Exhibitions: Dressed to Express

Urvashi LeleArt

Is fashion art? If your answer is “no,” you likely haven’t seen the work of Elsa Schiaparelli. Cristobal Balenciaga called the Italian surrealist designer the “only real artist in couture.” And soon, her dazzling works will be curated into the first Schiaparelli retrospective in the UK, Schiaparelli: Fashion Becomes Art at the Victoria and Albert Museum.

Designer Elsa Schiaparelli (1890–1973) wearing a black silk dress with crocheted collar of her own design and a turban, Vogue,
1940. Photograph by Fredrich Baker/ Condé Nast via Getty Images. All photographs courtesy of the V&A, London.

Inspired by the illimitable creativity and vision of Maison Schiaparelli, curators Sonnet Stanfill, Rosalind McKever, and Lydia Caston will showcase a mix of more than two hundred of the designer’s creations and highlight new research on her collaborations with other visual and performing artists. To the delight of Schiaparelli devotees and newcomers alike, it will include never-before-seen or little-seen garments.

Caston, who is the V&A’s Exhibition Project Curator, joined the museum in 2018 to work on photography projects, often with a fashion focus.

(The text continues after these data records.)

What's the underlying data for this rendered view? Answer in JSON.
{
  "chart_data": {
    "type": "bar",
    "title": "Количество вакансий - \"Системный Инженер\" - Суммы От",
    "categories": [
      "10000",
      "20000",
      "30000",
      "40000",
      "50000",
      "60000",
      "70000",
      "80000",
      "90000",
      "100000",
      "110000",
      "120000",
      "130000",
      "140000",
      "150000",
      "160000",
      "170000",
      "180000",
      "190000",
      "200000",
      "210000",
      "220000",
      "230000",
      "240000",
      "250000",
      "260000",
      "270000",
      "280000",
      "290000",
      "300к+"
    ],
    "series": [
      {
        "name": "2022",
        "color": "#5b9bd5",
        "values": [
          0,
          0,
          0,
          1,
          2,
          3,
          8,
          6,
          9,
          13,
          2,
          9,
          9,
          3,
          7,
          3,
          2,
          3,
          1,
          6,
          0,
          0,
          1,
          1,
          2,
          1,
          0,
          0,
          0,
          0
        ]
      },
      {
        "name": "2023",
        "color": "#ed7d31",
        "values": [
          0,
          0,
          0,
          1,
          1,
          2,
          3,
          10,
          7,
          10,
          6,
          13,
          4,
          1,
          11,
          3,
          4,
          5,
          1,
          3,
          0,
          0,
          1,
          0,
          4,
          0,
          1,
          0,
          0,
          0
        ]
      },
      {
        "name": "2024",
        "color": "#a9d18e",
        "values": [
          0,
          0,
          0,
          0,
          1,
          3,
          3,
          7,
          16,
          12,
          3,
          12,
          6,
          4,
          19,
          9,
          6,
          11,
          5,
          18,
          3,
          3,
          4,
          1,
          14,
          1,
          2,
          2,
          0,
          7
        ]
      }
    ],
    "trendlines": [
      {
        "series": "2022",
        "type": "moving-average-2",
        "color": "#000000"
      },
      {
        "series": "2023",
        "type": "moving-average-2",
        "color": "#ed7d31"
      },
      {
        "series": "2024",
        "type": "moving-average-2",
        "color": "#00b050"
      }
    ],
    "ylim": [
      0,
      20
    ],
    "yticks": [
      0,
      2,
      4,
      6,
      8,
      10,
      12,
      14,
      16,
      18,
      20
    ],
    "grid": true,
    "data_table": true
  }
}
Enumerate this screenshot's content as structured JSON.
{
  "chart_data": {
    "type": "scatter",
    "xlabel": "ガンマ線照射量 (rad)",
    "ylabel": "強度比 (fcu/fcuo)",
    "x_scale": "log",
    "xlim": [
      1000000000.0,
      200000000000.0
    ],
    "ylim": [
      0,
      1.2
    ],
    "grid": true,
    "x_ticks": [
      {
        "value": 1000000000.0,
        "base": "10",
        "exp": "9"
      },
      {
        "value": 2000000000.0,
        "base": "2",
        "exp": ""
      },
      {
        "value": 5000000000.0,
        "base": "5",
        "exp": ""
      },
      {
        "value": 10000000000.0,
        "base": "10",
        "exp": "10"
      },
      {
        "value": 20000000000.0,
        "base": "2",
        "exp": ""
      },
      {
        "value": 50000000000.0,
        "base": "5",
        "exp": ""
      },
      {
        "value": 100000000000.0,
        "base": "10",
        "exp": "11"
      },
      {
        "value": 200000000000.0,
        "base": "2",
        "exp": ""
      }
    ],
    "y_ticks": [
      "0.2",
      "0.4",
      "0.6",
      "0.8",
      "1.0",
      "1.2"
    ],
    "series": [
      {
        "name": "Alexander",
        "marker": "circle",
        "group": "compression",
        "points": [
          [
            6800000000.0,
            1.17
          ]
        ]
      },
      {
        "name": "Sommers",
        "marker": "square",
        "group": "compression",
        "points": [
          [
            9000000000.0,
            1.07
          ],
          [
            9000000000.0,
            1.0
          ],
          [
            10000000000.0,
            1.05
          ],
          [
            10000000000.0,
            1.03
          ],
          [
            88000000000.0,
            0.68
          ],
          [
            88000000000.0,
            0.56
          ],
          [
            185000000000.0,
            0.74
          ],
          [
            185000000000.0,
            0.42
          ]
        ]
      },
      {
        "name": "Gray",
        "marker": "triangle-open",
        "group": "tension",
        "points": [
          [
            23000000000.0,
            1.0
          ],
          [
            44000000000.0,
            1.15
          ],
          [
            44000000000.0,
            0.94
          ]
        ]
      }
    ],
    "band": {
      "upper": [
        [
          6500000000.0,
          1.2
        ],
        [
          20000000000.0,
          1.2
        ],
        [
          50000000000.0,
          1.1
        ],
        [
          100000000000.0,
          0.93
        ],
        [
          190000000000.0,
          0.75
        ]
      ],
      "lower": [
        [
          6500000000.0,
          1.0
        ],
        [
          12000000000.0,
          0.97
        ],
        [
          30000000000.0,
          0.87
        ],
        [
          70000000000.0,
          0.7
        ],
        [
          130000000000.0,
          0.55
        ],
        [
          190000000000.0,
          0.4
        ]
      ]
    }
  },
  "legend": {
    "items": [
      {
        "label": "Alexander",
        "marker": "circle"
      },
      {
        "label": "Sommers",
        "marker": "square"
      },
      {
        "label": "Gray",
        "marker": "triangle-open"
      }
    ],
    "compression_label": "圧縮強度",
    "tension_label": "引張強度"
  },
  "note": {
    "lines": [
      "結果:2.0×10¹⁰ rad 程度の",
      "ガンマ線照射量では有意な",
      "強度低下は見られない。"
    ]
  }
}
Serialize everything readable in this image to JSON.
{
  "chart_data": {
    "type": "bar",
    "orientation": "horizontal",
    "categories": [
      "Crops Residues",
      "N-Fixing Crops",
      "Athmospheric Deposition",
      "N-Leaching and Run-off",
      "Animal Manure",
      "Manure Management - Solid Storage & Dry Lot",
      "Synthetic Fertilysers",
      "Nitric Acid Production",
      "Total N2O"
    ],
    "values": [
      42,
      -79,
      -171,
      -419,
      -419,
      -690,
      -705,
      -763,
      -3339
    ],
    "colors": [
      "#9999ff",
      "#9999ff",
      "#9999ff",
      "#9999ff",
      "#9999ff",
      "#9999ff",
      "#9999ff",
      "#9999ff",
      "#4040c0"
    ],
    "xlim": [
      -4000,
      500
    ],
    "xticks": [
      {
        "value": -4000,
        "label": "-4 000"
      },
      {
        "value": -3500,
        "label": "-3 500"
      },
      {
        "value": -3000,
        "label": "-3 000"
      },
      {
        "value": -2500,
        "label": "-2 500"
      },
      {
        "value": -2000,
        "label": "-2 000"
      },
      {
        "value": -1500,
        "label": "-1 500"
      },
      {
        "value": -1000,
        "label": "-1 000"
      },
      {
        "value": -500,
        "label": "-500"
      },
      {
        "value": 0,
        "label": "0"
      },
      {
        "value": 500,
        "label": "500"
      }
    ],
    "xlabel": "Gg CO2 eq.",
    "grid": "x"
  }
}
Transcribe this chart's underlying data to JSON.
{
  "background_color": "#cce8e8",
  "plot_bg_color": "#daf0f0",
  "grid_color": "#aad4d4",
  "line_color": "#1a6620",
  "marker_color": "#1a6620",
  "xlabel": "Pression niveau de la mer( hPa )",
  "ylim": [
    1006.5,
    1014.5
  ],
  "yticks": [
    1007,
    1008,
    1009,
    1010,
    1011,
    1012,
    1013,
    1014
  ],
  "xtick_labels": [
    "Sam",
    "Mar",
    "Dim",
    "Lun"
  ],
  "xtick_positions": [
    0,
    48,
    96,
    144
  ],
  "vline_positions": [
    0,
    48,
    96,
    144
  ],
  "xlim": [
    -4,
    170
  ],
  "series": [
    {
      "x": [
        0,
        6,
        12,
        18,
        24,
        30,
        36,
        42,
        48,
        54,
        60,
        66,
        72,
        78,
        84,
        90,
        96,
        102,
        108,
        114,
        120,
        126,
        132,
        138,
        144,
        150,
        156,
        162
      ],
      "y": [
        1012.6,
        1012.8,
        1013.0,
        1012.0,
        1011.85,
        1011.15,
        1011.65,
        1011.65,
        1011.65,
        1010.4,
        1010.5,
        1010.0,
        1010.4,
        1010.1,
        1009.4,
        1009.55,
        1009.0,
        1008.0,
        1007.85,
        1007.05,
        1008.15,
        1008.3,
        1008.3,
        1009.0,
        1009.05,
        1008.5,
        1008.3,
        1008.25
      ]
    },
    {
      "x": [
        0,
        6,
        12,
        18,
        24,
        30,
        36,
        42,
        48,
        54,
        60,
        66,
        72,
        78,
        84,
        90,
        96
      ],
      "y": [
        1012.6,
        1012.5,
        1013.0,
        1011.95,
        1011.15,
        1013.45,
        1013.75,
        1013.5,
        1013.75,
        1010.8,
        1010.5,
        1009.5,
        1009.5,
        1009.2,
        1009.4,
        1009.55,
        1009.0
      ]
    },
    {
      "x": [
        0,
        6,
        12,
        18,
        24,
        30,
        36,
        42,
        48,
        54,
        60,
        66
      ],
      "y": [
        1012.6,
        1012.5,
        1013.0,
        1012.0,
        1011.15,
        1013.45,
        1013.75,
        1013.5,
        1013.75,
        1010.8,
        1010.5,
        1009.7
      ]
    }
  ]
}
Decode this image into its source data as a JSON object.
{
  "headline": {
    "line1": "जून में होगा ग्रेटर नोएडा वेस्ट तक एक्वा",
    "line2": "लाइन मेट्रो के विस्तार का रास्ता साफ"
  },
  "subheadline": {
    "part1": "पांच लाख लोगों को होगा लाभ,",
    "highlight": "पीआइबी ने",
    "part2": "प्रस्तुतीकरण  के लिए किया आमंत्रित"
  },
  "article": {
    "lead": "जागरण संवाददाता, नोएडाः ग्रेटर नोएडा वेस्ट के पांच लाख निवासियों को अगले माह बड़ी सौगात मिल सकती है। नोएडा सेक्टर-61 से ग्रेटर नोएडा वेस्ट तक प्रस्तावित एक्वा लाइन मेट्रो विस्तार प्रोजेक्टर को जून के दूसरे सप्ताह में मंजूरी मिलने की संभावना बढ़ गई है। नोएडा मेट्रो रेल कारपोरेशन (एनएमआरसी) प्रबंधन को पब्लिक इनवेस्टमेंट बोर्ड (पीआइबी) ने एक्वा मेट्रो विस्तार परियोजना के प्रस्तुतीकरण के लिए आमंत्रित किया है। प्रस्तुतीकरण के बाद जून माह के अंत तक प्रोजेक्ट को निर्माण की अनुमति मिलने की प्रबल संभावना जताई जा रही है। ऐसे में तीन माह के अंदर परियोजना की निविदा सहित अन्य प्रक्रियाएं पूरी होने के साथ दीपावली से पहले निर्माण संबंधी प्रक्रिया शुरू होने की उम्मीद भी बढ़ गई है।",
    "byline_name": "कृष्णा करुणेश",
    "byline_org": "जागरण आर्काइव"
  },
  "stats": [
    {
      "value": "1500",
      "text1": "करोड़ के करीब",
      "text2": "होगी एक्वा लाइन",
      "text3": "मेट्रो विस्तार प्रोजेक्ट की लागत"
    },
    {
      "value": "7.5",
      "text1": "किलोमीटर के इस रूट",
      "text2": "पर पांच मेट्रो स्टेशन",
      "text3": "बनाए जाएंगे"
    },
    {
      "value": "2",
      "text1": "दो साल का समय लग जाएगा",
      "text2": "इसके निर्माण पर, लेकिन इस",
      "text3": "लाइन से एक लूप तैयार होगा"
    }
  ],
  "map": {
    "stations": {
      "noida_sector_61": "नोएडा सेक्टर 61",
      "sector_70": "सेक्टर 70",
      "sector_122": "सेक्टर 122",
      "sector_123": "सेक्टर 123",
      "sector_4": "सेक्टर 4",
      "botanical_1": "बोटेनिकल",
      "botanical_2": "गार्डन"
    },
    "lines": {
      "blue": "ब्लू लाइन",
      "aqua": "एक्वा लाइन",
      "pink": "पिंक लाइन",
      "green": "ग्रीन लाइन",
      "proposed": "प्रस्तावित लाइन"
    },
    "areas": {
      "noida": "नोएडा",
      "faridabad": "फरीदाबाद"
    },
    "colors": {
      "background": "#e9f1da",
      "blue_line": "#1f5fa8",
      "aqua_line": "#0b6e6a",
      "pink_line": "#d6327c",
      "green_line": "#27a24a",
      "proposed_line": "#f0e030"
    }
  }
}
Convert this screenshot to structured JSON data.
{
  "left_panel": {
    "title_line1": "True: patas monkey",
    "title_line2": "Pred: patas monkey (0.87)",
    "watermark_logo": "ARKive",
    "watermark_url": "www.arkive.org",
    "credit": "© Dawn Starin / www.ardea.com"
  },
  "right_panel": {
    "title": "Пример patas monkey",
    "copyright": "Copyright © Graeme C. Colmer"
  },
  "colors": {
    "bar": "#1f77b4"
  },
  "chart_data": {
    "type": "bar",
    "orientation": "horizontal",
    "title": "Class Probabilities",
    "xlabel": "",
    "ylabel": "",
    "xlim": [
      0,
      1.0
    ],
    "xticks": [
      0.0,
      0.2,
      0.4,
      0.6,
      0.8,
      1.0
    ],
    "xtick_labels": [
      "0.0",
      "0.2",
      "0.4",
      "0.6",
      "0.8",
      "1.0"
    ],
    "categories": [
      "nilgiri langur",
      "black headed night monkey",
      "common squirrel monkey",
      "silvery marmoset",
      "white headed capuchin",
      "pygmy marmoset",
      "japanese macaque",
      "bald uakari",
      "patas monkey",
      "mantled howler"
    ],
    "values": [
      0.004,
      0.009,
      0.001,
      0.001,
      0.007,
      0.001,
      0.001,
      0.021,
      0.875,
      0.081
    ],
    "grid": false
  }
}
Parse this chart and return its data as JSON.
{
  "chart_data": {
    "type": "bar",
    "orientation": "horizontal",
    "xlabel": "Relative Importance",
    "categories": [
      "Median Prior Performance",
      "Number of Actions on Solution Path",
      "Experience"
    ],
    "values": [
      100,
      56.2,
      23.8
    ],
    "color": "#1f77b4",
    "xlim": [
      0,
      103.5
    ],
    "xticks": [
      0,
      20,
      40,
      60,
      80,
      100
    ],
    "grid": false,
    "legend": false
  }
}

Along with other team members at the V&A, Caston worked to tie together research across various departments at the V&A—textiles, fashion, paintings, drawings, photography, and theater.

Choker designed by Schiaparelli, Fall 1938. Photograph © Emil Larsson.

Fashion Becomes Art serves as the stage on which Schiaparelli’s work is presented in the context of her fashion contemporaries. Yves Saint Laurent, Charles James, Balenciaga, and Hubert de Givenchy, all lauded her designs as creativity beyond couture—true works of art. Schiaparelli also saw herself as more than just a fashion designer. In her 1954 autobiography, Shocking Life, she mentions that she always saw herself pursuing a career as an artist of some kind and that if she were not a designer, she would have perhaps chosen a career as an actor, singer, painter, or sculptor. Her collaborations with Salvador Dalí are renowned in the world of art, with examples such as the Skeleton dress, Tears dress, and a hat shaped to look like an upside-down shoe—all included in the exhibition. 

Visitors will be able to follow Schiaparelli’s trajectory, from single motherhood in Italy to design fame in interwar Paris. Her inaugural collection, made with no formal training, was launched in 1927. Her audacious designs were seen as a breath of fresh air at a time when women’s clothing typically followed certain conventions of understated propriety and decorum. The women who wore Schiaparelli boldly defied fashion norms, igniting a change to the existing codes of clothing design with brighter colors, kitschy motifs, exaggerated proportions, and adornments that were meant to attract attention. Women in the surrealist circle such as Eileen Agar and Gala Dalí were fans of Schiaparelli and avid wearers of her clothes. Her creations also caught the attention of the fashionable elite in America, leading to the expansion of the maison overseas into the 1930s. 

Look 26 from Schiaparelli’s Haute Couture line, Fall/Winter 2024.
Photograph © Giovanni Giannoni, courtesy of Patrimoine Schiaparelli, Paris.

Maison Schiaparelli grew quickly within the span of five years, with four hundred employees producing over seventeen thousand couture garments being handmade to perfection in Paris each year. 

The exhibition experience, designed by architecture and design studio Nebia Works, takes inspiration from the surrealist photographs of the 1930s by Cecil Beaton and Horst P. Horst. Visitors will have an opportunity to engage with the objects through augmented reality technology. An accompanying catalogue includes chapters featuring original research by V&A curators and leading experts in the fields of fashion and art history. These essays will highlight Elsa Schiaparelli’s designs, collaborations, and foray into America. An expedition into the surreal world of Schiaparelli sounds like a fitting way to welcome spring, along with its fresh beginnings and blooming ideas.  –Urvashi Lele

Schiaparelli: Fashion Becomes Art • Victoria and Albert Museum, London •  Opens March 28 2026• vam.ac.uk.